La resistencia a los antibióticos está considerada una de las mayores amenazas para la salud según la Organización Mundial de la Salud, ya que menoscaba nuestra capacidad de tratar enfermedades infecciosas y ponen en riesgo nuestro bienestar.
Pautas para tomar antibióticos
- Únicamente con receta médica: Estos fármacos necesitan prescripción y control médicos. No los ingieras sin la aprobación de un profesional sanitario.
- Cumple las dosis y los tiempos: Si el antibiótico prescrito es cada ocho horas, es recomendable establecer una hora para las tomas, por ejemplo: ocho de la mañana, cuatro de la tarde y doce de la noche. Si es cada 12 horas, opta por las nueve de la mañana y las nueve de la noche.

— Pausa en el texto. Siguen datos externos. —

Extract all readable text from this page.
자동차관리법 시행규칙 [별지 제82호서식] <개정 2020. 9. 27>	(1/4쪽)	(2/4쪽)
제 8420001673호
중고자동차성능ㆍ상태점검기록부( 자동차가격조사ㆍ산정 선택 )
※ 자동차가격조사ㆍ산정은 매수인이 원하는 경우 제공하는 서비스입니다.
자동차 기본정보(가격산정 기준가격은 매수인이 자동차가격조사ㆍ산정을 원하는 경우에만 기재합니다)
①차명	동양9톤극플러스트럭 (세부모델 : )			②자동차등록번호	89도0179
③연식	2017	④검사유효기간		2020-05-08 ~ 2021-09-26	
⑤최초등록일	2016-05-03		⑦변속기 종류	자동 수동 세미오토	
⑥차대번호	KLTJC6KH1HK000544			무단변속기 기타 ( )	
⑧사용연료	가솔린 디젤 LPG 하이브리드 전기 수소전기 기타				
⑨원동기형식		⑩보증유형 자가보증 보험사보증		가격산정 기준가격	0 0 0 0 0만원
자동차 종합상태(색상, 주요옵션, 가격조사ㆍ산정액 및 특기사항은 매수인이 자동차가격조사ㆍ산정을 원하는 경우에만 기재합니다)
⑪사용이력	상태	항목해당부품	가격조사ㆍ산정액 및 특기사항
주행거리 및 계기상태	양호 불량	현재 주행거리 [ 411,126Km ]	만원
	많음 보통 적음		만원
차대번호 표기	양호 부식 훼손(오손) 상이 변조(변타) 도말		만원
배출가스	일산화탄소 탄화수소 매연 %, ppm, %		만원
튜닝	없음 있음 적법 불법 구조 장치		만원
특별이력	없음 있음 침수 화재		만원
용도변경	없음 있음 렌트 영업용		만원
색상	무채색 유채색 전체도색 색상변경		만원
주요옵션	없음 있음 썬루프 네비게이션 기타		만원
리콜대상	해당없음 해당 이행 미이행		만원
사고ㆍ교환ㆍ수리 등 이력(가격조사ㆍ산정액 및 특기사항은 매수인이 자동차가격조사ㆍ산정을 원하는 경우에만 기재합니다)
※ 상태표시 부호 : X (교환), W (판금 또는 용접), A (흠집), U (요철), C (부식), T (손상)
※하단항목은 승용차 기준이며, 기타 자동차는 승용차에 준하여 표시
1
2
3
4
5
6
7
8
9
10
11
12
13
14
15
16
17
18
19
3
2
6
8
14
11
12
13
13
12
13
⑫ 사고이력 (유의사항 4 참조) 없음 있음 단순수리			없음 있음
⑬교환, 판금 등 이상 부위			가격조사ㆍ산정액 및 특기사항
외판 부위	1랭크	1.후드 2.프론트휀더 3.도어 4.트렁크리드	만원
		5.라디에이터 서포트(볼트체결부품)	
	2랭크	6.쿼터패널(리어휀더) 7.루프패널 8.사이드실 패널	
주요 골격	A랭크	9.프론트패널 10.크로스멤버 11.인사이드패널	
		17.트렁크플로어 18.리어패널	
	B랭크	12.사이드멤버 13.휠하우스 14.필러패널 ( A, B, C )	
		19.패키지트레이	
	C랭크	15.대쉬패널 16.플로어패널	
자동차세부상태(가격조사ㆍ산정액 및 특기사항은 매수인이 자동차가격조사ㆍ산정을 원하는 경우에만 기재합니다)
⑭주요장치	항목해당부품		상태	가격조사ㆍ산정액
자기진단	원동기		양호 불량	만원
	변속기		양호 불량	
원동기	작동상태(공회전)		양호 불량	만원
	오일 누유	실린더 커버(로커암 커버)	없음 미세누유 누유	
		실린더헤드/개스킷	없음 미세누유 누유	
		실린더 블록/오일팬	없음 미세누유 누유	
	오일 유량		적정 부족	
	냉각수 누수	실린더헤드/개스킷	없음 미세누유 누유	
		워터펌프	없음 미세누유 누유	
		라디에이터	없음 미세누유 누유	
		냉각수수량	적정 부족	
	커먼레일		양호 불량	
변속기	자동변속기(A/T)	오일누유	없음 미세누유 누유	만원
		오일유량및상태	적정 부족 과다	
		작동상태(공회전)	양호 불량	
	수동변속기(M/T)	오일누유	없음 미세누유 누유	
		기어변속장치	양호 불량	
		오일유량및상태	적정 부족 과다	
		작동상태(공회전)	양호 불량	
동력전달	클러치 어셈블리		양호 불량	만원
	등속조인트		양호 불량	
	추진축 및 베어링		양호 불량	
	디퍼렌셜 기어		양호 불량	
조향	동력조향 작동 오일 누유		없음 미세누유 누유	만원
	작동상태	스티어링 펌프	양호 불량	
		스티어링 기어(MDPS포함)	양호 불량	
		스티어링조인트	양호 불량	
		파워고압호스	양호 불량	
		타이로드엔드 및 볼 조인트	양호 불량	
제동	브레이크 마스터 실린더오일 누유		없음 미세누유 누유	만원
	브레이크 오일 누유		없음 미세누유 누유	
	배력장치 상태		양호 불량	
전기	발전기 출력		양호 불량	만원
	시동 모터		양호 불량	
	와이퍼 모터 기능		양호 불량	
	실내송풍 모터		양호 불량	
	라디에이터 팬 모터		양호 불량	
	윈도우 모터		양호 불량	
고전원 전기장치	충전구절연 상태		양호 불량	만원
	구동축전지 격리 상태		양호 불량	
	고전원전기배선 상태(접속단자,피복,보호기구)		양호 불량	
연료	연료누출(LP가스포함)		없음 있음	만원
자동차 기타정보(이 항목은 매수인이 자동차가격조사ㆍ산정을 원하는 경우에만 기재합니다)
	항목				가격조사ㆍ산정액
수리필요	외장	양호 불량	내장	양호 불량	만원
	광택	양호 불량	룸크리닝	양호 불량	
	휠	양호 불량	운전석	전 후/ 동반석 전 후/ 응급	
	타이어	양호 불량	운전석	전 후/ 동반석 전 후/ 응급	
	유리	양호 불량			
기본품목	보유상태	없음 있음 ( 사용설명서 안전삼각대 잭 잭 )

- No abandones el tratamiento aunque desaparezcan los síntomas. Dejarlo antes de tiempo puede suponer que la infección vuelva a aparecer o que la bacteria se haga resistente.
- Nunca te automediques: Bajo ningún concepto debemos automedicarnos, compartir los antibióticos con otras personas o utilizar fármacos de esta tipología que nos sobraron anteriormente.
- Prevé las infecciones: Lávate las manos con frecuencia, evita el contacto con personas enfermas, mantén las vacunas al día, prepara los alimentos en condiciones higiénicas y vela por la seguridad en las relaciones sexuales.